On Sunday September 25th I had the pleasure, but more importantly the honor of running the Stephen Siller Tunnel To Towers 5k. I urge all of you to at a minimum give the website a look. But I hope some of you will go even further and decide to donate to the cause in whatever form you see fit. You see, this was not your normal 5k. The premise of this run was to follow the path that a New York firefighter who on 9/11 ran from Brooklyn to the World Trade Center only to perish while trying to save the lives of others. The run was to benefit the Weill-Cornell Burn Center as well as other burn centers across America. In short, the entire experience was moving, rewarding and memorable. But this is not something to leave short of full explanation.
In my previous life I was an EMT. Part of the reason I became an EMT is that I have always had a respect for those who volunteer as fire or EMS (as well as those who make it a career). The sacrifice of those individuals and families of those who lost their lives or loved ones on 9/11 is immeasurable. The Tunnel To Towers run did an excellent job of honoring not only Stephen’s sacrifice but all of those who lost their life on 9/11. I do not think I was not the only one who thought so, for roughly 30,000 people came out to run or walk the course.

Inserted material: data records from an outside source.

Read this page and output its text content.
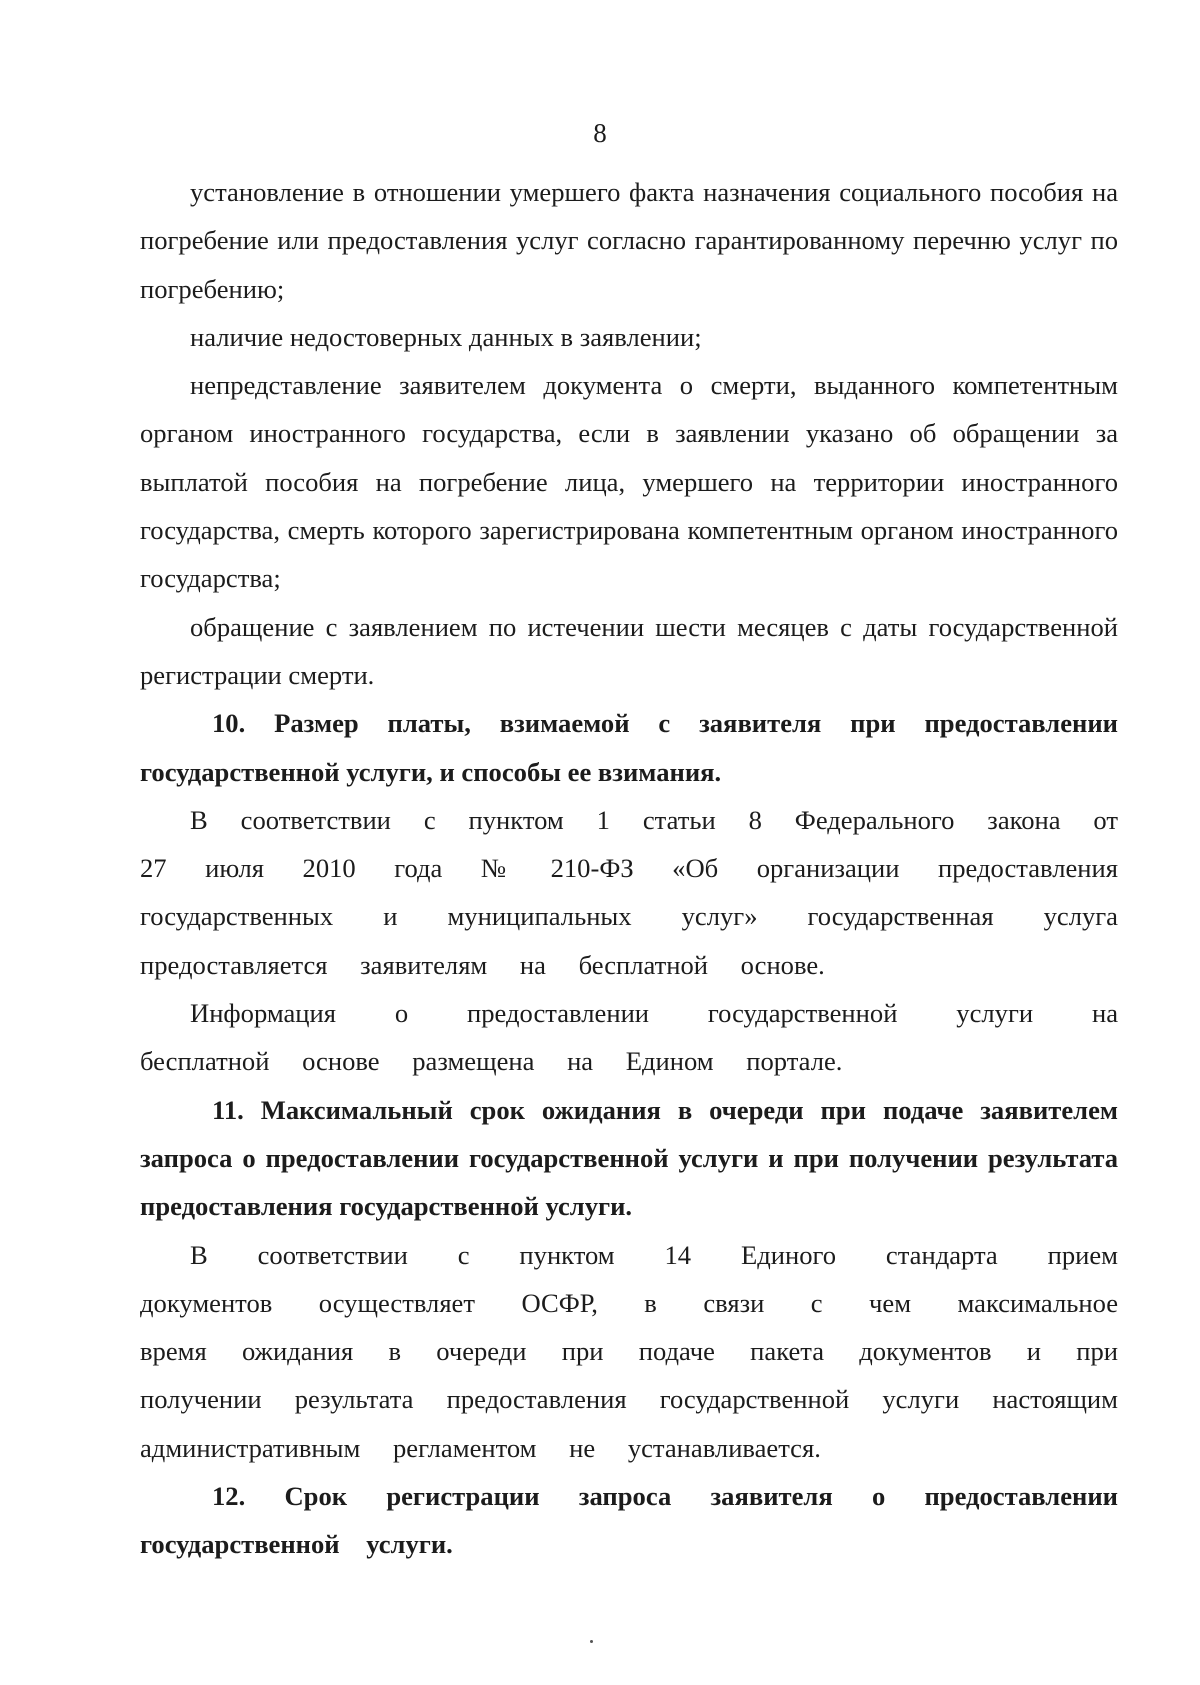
8

установление в отношении умершего факта назначения социального пособия на погребение или предоставления услуг согласно гарантированному перечню услуг по погребению;

наличие недостоверных данных в заявлении;

непредставление заявителем документа о смерти, выданного компетентным органом иностранного государства, если в заявлении указано об обращении за выплатой пособия на погребение лица, умершего на территории иностранного государства, смерть которого зарегистрирована компетентным органом иностранного государства;

обращение с заявлением по истечении шести месяцев с даты государственной регистрации смерти.

10. Размер платы, взимаемой с заявителя при предоставлении государственной услуги, и способы ее взимания.

В соответствии с пунктом 1 статьи 8 Федерального закона от 27 июля 2010 года № 210-ФЗ «Об организации предоставления государственных и муниципальных услуг» государственная услуга предоставляется заявителям на бесплатной основе.

Информация о предоставлении государственной услуги на бесплатной основе размещена на Едином портале.

11. Максимальный срок ожидания в очереди при подаче заявителем запроса о предоставлении государственной услуги и при получении результата предоставления государственной услуги.

В соответствии с пунктом 14 Единого стандарта прием документов осуществляет ОСФР, в связи с чем максимальное время ожидания в очереди при подаче пакета документов и при получении результата предоставления государственной услуги настоящим административным регламентом не устанавливается.

12. Срок регистрации запроса заявителя о предоставлении государственной услуги.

When I woke up for the race I had little idea the magnitude of what I was about to participate in, I did not think it would be much more of an event than the other 5ks I have ran. As I found out on my way to the race I was wrong. Soon after exiting the Borough Hall subway stop I met two gentlemen who came from Anchorage Alaska (roughly 4,300 miles away) to run the race. It was at this point that I began to realize what this race was and what it meant to people not just in New York but the world over. We made our way down to the starting area via bus and were awed by the amount of people we saw.
My two new found friends and I were representing our respective companies: Anchorage Fire/EMS and Narberth Ambulance (VMSC 313). We were not the only ones. I saw fire, ems and police gear from more municipalities than I could ever remember. I saw a contingent of U.S. Marshalls in full tactical gear running as a squad. I saw members of the London Fire Brigade (roughly 3,500 miles away) and members of a fire company from the Netherlands (roughly 3,650 miles away), I am sure these are not the only participants who crossed national borders and vast distances to come run on that Sunday morning. Many of the firemen I saw ran or walked in full turnout gear (in laymans terms turnout gear is the full gear one wears to go into and fight fires in, a fire suit if you will). I saw thousands upon thousands of civilians. It was amazing. It was an honor.
The race started with hundreds of armed forces servicemen and women running the course in column formation. The first few hundred meters of the race were unlike anything I have ever experienced. The beginning of the course was lined with nearly 1,600 West Point cadets (at least that is the number I was told), they seemed to be honoring us, we should be the ones honoring them.
Upon entering Battery Tunnel I experienced one of the most patriotic and memorable things I will ever experience. ‘God Bless America’ was bring played via loudspeakers in the tunnel. But I could not hear the music, I only heard thousands of my fellow Americans bellowing the song throughout Battery Tunnel. That was followed by cheers of ‘USA, USA, USA.’ Upon exiting the tunnel runners were greeted by hundreds of firemen and policemen holding up flags. Some held the flag of this great nation and others held flags with the name and picture of fallen comrades. From that point there was roughly a mile left. I kept running to the finish line, but more importantly I reflected on what it means to me to be an American and what it meant to me to be running that race. I crossed the finish line; I may have stopped running but I have yet to stop reflecting. It was amazing. It was an honor. It was something I will never forget, any of it, ever.